Ligin kapanış mücadelesinde sahasında ağırladığı Diyarbakırspor'la 1-1 berabere kalan Fenerbahçe, takipçisi Galatasaray'ın, Kayseride golsüz berabera kalması sonrası puan kaybetmesi avantajını iyi değerlendiremedi.
Şükrü Saraçoğlu Stadı'nın zeminin futbol oynamak için çok sağlıklı olmadığını belirten Mert Aydın, Diyarbakırspor'un ilk yarıda orta sahada kurduğu baskıyla Fenerbahçe'ye çok top oynatmadığını ifade ediyor.
Maçın son yarım saatinde Fenerbahçe'nin baskı kurduğunu ancak bu baskının bedelini hem Diyarbakırspor golüyle hem de Lugano'nun sakatlığıyla ödediğini ifade eden Aydın, Fenerbahçe'nin 1 puanını Santos'la son dakikalarda kurtardığını belirtiyor.
NTVSpor yazarlarından Mert Aydın'ın "Diyarbakır geçit vermedi" (7 Şubat 2010) başlıklı Fenerbahçe-Diyarbakırspor maçı analizi şöyle:
Diyarbakır geçit vermedi
Fenerbahçe kendi sahasında ağırladığı Diyarbakırspor ile 1-1 berabere kalarak takipçisi Galatasaray'ın puan kaybettiği haftada fırsat tepti.

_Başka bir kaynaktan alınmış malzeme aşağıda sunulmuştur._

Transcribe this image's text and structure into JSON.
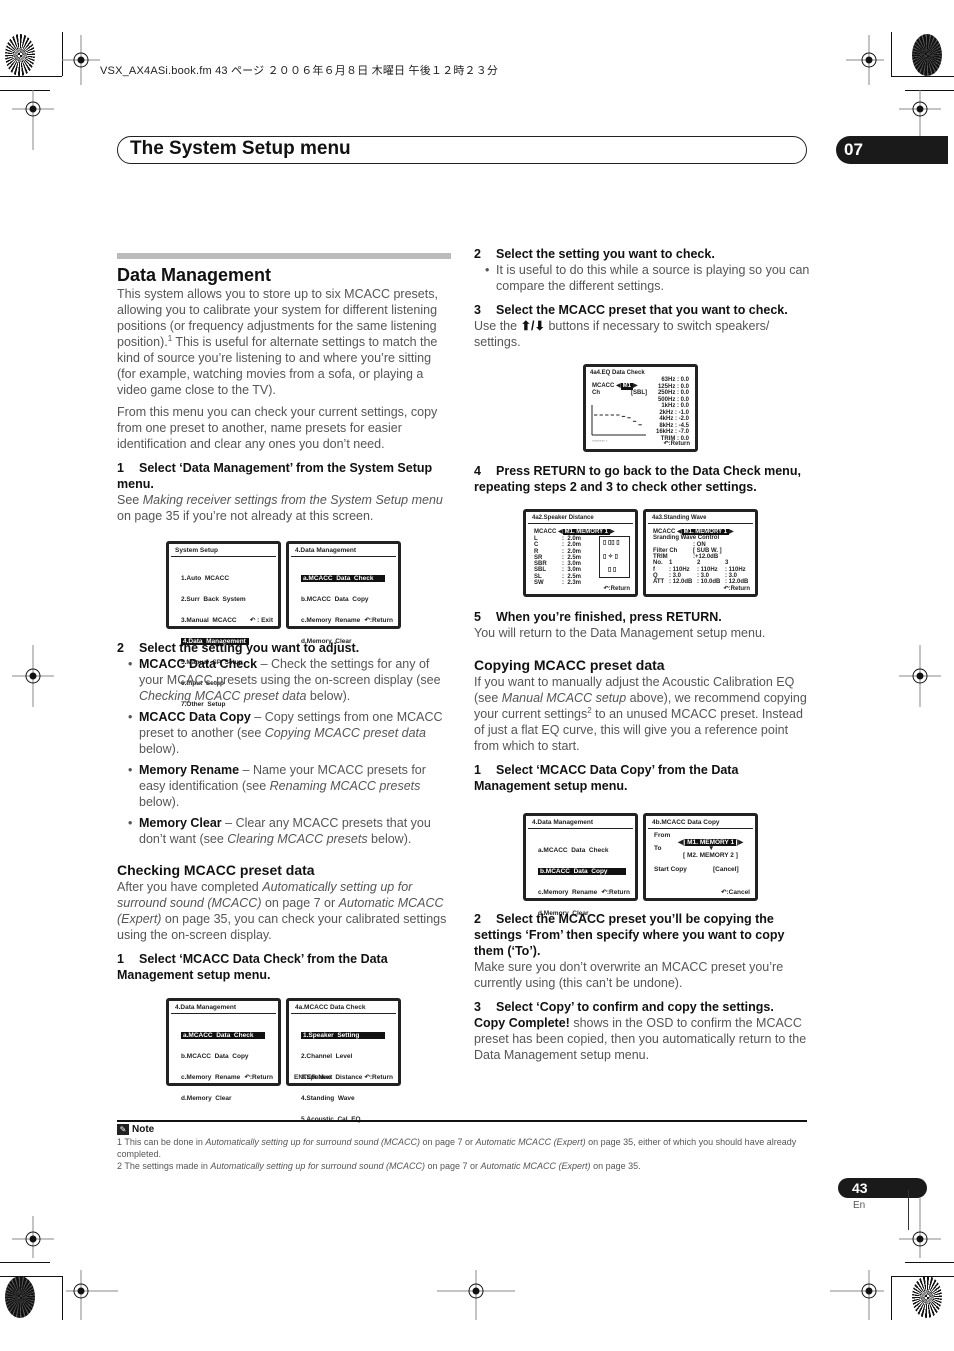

2010 yılının start almasıyla birlikte gol üstüne gol atmaya başlayan Fenerbahçe, ligin en iyi oyun bozan takımlarından birini ağırlıyordu. Aslında Diyarbakırspor'dan çok Ziya Doğan'ın en önemli özelliğiydi bu. Klasikleşmiş transferi Ayman'ı getirdikten sonra zor kaybeden bir takım yarattı Doğan. Belki zor kazanıyorlar ama onları yenenler de öyle terlemeden sahayı terk edemiyor.

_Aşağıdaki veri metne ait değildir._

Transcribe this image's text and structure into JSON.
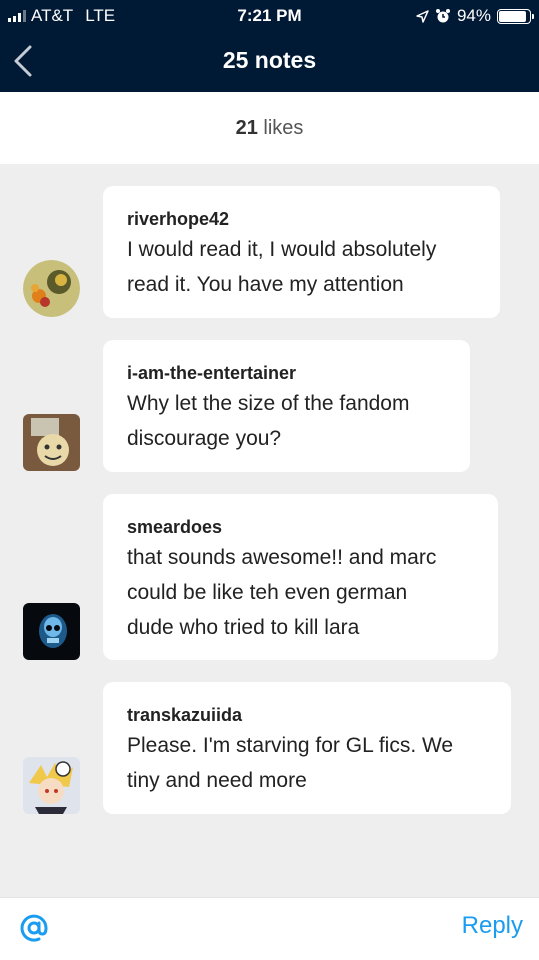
{
  "status_bar": {
    "carrier": "AT&T",
    "network": "LTE",
    "time": "7:21 PM",
    "battery": "94%",
    "location_icon": "location-arrow-icon",
    "alarm_icon": "alarm-clock-icon"
  },
  "header": {
    "title": "25 notes",
    "back_icon": "chevron-left-icon"
  },
  "likes": {
    "count": "21",
    "label": "likes"
  },
  "notes": [
    {
      "username": "riverhope42",
      "lines": [
        "I would read it, I would absolutely",
        "read it. You have my attention"
      ]
    },
    {
      "username": "i-am-the-entertainer",
      "lines": [
        "Why let the size of the fandom",
        "discourage you?"
      ]
    },
    {
      "username": "smeardoes",
      "lines": [
        "that sounds awesome!! and marc",
        "could be like teh even german",
        "dude who tried to kill lara"
      ]
    },
    {
      "username": "transkazuiida",
      "lines": [
        "Please. I'm starving for GL fics. We",
        "tiny and need more"
      ]
    }
  ],
  "footer": {
    "mention_icon": "at-sign-icon",
    "reply_label": "Reply"
  },
  "colors": {
    "header_bg": "#001935",
    "accent": "#1a9df0",
    "feed_bg": "#eeeeee"
  }
}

Şükrü Saracoğlu Stadı'nın zemini kurtarılmaya çalışılıyor. Bu süreçte Fenerbahçe'nin özellikle Diyarbakırspor tarzı takımlar karşısında işi pek de kolaylaşmıyor. Bunun yanında takımın en formda oyuncusu Uğur da bu nedenle sakatlanabiliyor.
Maçın başlamasından itibaren anladık ki beklentilerimizi doğruymuş. Fenerbahçe orta sahasına baskı koyan Diyarbakırspor, rakibin oyun kurmasını engelledi. İstediği oyunu ortaya koyamayan Fenerbahçe'de sinirlenme en üst düzeye geldi.
8'de Bebbe'nin uzaklardan denemesi Volkan'ın bakışları arasında üst direkten geri geldi. Kamerunlu ilginç bir adam. Yıllardır ülkemizde. Türk vatandaşı da oldu. Kendi milli takımında oynamadığı için Türk statüsünde oynamaya başladı. Sonra bir gün Kamerun'dan müjdeli haber geldi. Milli olunca artık Türk olarak oynayamaz hale geldi.
İkinci yarıya Özer'in topsuz ve adamsız alanda sakatlanmasıyla başladı Fenerbahçe. 53'te Emre soldan ortaladı. Semih'in kale önü vuruşu yetersizdi. 58'de Emre, bu kez rakibi Tazemeta'ya gollük pas attı. Diyarbakırlı oyuncu, Volkan'ı çalımlayamadı.
65'ten itibaren Fenerbahçe, Daum baskısına başladı. Alman teknik adamın ilk döneminin sembolüydü bu baskı. 20 dakikalık ölümcül bir baskı. Ligin ilk yarısında bu baskının eseri yoktu. 2010'la birlikte Daum baskısı geri dönmüştü. Ancak bu baskının bir bedeli de arkadaki boşluklardı. Bir de üstüne Lugano'nun sakatlığı eklendi. 83'de Ayman uzaklardan öyle bir füze gönderdi ki top ağlarda göründü: 0-1.
90'da kornerde yaşanan karambolde kafayı dokunan Andre Santos oldu: 1-1. Mehmet Topuz sonlarda rakibiyle didişince atılıverdi bir anda.
Fenerbahçe için peşin şampiyonluk hükmü verenler bir kere daha oturup düşünecekler. Ama asıl düşünmesi gerekenler bu zeminde kendi oyuncularının sakatlanmasına ve savunmaya niyetli rakiplere imkan verenler.